Welfare or warfare? Britain should reject this false choice
- Jonathan Maunders

- 3 days ago
- 2 min read

George Robertson’s recent intervention cuts to the heart of a dangerous idea now gaining ground in British politics: that if the government wants to spend more on the military, it should look to welfare to make room for it.
That should concern all of us. It sets up a false choice in which support for ordinary people is treated as negotiable, while spending on war is treated as beyond question.
This is not just rhetoric. The government has already committed to raising defence spending to 2.5% of GDP from April 2027, with an ambition to reach 3% in the next parliament. It has also already shown how this kind of uplift can be funded: by cutting UK aid from 0.5% to 0.3% of GNI. In other words, when military spending rises, other priorities are pushed aside.
And the pressure is growing. Reuters reported on 16 April 2026 that Chancellor Rachel Reeves does not believe extra defence spending should be funded through higher taxes or more borrowing.
That leaves the same obvious conclusion hanging in the air: if ministers are determined to spend more on the military, they will look elsewhere to find the money. Welfare becomes a target not because the public demanded it, but because militarism is once again being placed at the top of the queue.
This is exactly why Conscience exists. We campaign for a country where taxes are used to nurture peace, not pay for war. We call for a progressive increase in the amount of UK tax spent on peacebuilding, a decrease in the amount spent on war and preparation for war, and the legal right of people with a conscientious objection to military taxation to have that part of their taxes spent on peaceful purposes instead.
Because the real question is bigger than one budget argument. What kind of security do we actually believe in? A government can pour more money into weapons systems, military build-up and war preparation. But that does not automatically make people safer.
Real security also means decent housing, healthcare, income, stable communities, diplomacy, conflict prevention and long-term peacebuilding. Conscience’s own research points to the strength and range of non-military security solutions that already exist, but which are too often sidelined when military spending is treated as the default answer.
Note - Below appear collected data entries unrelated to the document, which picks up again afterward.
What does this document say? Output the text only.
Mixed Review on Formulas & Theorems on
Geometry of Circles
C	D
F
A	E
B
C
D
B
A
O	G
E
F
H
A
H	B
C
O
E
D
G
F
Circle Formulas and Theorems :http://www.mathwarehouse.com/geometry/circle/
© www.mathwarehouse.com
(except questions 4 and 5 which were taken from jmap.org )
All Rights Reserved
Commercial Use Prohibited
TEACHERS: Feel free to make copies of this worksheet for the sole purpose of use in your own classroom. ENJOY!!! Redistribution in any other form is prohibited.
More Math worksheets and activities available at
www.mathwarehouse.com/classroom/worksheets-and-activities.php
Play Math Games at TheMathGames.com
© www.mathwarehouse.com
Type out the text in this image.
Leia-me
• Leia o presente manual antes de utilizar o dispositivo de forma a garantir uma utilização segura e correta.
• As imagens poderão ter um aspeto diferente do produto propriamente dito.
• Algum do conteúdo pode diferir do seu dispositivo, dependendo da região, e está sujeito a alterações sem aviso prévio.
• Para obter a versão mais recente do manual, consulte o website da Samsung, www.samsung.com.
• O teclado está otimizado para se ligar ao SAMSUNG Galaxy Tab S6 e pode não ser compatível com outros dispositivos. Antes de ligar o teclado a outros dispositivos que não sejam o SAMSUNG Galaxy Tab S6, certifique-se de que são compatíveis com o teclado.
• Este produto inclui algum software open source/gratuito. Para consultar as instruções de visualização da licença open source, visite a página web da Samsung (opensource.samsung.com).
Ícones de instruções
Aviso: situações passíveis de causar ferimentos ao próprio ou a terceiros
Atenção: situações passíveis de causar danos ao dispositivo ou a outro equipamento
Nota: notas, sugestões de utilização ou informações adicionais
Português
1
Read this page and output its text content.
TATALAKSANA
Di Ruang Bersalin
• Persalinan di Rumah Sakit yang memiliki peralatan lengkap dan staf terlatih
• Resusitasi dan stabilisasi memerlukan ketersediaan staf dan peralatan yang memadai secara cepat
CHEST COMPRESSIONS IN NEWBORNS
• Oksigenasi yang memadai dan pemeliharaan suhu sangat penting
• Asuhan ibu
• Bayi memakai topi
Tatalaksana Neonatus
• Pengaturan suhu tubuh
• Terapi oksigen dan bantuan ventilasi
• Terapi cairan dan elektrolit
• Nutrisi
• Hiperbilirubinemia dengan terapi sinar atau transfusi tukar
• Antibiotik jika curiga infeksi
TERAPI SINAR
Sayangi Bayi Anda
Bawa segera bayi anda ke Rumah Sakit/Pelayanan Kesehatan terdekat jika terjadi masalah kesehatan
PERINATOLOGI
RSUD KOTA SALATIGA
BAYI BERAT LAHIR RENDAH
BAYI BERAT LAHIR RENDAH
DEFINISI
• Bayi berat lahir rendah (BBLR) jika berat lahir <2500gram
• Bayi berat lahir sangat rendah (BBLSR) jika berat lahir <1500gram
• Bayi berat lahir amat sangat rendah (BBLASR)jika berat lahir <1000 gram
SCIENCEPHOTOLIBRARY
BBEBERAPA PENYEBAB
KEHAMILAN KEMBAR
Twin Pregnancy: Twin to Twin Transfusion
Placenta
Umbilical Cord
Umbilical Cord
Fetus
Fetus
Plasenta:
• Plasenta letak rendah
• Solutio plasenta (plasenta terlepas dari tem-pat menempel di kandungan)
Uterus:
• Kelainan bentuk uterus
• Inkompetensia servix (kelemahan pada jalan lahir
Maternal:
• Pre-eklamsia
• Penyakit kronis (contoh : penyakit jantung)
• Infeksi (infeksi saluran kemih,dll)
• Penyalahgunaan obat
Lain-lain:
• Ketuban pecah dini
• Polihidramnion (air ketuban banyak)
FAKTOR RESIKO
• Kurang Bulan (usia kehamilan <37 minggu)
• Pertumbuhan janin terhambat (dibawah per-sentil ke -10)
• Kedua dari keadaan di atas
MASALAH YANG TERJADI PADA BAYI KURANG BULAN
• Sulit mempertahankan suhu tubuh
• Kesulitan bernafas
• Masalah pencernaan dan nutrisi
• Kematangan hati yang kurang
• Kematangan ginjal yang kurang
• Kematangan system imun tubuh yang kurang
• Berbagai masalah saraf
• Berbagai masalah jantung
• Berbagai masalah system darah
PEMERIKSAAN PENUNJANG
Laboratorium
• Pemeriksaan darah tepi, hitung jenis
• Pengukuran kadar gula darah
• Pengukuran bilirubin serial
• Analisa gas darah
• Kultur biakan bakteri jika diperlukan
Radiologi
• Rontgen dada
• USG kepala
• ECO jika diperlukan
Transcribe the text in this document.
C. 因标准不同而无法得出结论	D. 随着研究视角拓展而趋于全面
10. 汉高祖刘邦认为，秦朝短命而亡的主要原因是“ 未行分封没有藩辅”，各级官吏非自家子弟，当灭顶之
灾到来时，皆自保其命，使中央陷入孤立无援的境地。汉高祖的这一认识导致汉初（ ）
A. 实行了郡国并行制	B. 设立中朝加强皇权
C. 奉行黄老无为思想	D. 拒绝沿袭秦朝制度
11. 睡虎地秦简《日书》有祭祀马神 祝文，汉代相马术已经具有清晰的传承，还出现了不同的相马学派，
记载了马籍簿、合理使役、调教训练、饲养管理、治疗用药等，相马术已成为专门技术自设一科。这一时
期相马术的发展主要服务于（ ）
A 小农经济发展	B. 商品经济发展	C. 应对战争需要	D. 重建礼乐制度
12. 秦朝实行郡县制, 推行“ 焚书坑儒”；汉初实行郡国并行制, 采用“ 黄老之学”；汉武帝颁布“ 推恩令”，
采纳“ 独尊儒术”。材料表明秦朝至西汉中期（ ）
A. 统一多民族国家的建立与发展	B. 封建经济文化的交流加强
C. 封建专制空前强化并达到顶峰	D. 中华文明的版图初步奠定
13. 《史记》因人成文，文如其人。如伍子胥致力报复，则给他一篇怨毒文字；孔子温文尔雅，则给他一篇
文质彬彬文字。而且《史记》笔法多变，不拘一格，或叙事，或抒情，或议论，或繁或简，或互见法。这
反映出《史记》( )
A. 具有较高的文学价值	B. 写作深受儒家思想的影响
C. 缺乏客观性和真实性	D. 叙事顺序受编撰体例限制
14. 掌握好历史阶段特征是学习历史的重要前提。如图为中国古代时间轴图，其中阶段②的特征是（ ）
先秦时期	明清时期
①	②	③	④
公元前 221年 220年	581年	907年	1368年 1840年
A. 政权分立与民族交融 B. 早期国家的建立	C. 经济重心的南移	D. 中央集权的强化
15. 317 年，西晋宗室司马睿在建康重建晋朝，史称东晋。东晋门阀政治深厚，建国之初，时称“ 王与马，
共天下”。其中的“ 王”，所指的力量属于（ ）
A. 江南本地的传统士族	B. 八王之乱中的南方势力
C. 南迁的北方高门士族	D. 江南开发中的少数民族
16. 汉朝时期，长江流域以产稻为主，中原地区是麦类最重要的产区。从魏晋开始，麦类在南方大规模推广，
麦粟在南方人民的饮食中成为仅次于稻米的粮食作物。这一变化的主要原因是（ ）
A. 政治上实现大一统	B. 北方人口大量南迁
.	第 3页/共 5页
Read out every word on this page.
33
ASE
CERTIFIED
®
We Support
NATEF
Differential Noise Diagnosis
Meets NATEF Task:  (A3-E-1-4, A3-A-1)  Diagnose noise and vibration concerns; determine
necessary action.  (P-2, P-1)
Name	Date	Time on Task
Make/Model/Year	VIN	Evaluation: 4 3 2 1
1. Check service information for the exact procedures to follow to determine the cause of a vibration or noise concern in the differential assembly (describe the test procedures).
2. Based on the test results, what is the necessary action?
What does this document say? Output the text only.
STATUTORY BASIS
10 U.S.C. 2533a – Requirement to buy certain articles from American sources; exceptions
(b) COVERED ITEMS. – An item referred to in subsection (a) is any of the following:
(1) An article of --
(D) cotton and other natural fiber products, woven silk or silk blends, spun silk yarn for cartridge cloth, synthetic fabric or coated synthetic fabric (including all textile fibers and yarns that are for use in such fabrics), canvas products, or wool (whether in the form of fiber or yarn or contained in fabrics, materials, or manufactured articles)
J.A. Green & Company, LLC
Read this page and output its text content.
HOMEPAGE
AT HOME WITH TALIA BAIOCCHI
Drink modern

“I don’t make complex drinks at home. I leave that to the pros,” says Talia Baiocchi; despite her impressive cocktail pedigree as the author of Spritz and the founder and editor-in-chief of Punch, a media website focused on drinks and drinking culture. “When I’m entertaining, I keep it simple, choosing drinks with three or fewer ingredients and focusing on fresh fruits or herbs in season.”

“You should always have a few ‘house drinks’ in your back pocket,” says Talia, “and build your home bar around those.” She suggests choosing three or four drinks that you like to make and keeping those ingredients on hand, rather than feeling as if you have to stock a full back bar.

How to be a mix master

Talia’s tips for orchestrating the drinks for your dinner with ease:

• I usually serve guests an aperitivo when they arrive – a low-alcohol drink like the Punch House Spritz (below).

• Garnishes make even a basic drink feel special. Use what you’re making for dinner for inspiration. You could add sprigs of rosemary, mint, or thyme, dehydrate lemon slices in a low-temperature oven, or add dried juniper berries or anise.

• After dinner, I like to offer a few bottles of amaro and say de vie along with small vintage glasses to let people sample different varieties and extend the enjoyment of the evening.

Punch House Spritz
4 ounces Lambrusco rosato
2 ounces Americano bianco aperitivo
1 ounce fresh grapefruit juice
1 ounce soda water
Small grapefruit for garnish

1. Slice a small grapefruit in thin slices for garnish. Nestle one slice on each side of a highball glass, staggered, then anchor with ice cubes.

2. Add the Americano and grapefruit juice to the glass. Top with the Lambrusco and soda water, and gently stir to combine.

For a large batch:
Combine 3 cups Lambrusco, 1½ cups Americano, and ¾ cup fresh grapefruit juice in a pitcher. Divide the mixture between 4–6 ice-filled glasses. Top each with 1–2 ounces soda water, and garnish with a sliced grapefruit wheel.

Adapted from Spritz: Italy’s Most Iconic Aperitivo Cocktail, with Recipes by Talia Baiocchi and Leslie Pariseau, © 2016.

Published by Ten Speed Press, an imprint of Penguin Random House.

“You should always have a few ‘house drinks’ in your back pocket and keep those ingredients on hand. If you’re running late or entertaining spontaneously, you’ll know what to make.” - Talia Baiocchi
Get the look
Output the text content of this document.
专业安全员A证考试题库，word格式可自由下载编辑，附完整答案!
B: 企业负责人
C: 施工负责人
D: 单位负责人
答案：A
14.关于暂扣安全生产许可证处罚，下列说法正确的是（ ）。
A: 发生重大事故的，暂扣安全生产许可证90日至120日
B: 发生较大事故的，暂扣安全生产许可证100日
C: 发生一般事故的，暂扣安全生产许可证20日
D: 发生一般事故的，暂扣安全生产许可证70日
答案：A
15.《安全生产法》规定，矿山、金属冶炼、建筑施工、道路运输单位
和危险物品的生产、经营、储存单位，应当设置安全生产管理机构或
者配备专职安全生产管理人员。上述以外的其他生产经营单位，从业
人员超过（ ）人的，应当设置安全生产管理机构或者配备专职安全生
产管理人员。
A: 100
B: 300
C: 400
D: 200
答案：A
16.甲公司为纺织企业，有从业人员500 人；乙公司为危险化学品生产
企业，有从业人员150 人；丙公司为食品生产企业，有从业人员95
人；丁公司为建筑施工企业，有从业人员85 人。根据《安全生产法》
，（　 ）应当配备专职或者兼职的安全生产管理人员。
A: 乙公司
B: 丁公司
For those with a conscientious objection to war, the problem is even sharper. They are compelled to contribute to military spending through taxation, even when it violates their deepest moral convictions.
Conscience has long argued that people should be able to pay their taxes in full without being forced to fund war preparations against conscience. That is not a fringe demand. It is a serious question of freedom of conscience, democratic choice and public ethics.
Britain does not need a politics that pits disabled people, low-income households or public services against a growing war budget. It needs the courage to challenge the priorities behind that choice.
If the debate is now moving in the direction of “welfare or warfare”, then Conscience’s answer is clear: we should be building a society that funds peace, protects people, and respects conscience.